Zrobilismy prywatnie nasze badania genetyczne, ze względu na dwa poronienia i wadę genetyczną naszego Aniołka (*) Ni ebęde sie na ten temat rozpisywac, wada powszechnia i losowa.
Kariotypy na szczeście w porządku, chociaż tak się bałam.
U mnie wyszły:
MTHFR C677T hetero
PAI-1 4G hetero
Do tego celiakia :(

Za tydzień idę do lekarza, zweryfikuje mi suplementację, którą powinnam przyjmować. Na razie biore tylko Folian Solgara i Witaminę D3. Tymczasem czekam na @, bo sie spóźnia już drugi dzień. Nawet zrobiłam test na wszelki wypadek, ale biel aż bije po oczach.

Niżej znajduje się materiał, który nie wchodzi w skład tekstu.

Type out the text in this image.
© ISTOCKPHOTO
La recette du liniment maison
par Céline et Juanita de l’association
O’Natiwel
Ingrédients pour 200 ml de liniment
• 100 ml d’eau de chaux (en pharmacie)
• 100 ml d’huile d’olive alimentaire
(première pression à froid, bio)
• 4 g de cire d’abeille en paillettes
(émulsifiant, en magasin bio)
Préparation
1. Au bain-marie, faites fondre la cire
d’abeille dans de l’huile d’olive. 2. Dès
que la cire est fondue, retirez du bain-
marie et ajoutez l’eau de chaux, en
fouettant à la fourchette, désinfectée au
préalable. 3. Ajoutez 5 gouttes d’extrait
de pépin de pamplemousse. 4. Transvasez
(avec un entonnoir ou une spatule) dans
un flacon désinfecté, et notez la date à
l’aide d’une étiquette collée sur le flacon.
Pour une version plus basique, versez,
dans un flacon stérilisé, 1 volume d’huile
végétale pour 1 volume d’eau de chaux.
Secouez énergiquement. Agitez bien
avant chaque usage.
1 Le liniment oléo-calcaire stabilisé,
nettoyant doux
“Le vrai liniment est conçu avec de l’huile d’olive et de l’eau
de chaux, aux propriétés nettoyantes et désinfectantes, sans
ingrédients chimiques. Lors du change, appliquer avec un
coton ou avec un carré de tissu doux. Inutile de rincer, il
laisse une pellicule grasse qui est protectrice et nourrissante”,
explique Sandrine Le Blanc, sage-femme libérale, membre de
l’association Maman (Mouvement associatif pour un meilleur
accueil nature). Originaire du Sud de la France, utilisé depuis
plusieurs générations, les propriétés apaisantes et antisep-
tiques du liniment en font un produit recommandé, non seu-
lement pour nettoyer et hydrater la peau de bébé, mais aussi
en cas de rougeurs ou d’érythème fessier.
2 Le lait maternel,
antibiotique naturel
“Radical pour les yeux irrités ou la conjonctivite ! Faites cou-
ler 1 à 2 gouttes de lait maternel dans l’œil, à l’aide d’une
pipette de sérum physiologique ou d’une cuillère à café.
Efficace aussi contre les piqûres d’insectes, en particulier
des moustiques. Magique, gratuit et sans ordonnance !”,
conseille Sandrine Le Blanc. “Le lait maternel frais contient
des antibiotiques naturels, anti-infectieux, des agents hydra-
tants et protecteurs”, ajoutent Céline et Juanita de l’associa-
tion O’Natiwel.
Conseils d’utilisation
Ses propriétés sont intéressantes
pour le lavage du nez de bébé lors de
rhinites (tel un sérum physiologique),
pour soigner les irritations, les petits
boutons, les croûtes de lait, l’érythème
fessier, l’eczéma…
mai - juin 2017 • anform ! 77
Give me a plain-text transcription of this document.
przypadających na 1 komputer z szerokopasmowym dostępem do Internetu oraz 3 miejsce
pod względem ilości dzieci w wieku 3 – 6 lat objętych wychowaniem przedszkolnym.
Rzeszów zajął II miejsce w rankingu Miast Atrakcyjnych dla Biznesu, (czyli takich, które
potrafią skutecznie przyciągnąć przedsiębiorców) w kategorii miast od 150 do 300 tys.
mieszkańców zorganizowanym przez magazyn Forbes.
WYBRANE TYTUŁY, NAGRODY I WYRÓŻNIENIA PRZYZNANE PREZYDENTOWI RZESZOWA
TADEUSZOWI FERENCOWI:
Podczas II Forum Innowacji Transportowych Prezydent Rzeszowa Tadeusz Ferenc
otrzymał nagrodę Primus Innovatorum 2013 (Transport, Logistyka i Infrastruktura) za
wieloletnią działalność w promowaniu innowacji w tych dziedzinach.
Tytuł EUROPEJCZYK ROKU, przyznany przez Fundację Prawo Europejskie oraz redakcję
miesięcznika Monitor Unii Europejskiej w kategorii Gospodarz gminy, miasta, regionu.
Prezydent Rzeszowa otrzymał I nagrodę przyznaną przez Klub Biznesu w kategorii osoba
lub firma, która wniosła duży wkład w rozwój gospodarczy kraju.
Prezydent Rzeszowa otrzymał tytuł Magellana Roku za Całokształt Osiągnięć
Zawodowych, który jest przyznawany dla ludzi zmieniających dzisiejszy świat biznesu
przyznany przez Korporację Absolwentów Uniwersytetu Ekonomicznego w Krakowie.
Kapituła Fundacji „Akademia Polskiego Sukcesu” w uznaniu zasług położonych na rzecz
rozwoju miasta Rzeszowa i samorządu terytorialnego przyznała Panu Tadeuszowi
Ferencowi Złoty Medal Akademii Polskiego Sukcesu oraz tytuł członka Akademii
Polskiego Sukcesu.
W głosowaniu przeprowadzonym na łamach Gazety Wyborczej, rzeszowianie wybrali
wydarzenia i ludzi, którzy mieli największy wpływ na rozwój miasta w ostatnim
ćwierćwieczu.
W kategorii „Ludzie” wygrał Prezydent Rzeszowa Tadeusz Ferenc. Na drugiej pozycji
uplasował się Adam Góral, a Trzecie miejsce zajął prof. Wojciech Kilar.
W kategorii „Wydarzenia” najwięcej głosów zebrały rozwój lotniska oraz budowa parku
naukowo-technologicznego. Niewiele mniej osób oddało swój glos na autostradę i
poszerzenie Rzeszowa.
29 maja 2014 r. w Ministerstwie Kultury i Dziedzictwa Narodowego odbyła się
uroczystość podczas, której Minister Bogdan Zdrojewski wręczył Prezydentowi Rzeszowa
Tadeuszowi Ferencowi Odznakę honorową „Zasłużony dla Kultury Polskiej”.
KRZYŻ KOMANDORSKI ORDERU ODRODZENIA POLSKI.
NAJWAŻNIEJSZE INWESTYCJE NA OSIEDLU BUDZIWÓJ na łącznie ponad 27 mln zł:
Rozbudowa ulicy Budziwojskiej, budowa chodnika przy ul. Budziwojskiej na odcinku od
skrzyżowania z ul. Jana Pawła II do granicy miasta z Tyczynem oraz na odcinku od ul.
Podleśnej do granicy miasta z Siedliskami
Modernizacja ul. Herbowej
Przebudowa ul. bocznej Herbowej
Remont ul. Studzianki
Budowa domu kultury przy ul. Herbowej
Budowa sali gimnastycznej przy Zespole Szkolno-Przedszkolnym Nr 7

Do tej pory unikam współnych wizyt u rodzin z małymi dziećmi. Czuję, że nikt mnie nie rozumie i nie potrafi zrozumieć, co czuję. Trochę sie społecznie ukrywam przed światem i unikam miejsc, gdzie sa tzw. "klany mamusiek".

Ostatnio znajomy natrętnie dopytywał, dlaczego nie mam jeszcze dziecka, żebym nie była egoistką i że niedługo może być dla nas za późno. Wybuchłam i nakrzyczałam na niego, żeby sie zajął lepiej swoimi sprawami, bo dobiega 40-tki a nawet nie ma dziewczyny i że jest ostatnią osobą, żeby mnie poczuczac jak kierować swoim życiem. W ostatnich miesiącach skończyłam juz kilka toksycznych znajomości. Mam silny charakter, ale coraz bardziej cenię sobie spokój wewnętrzny.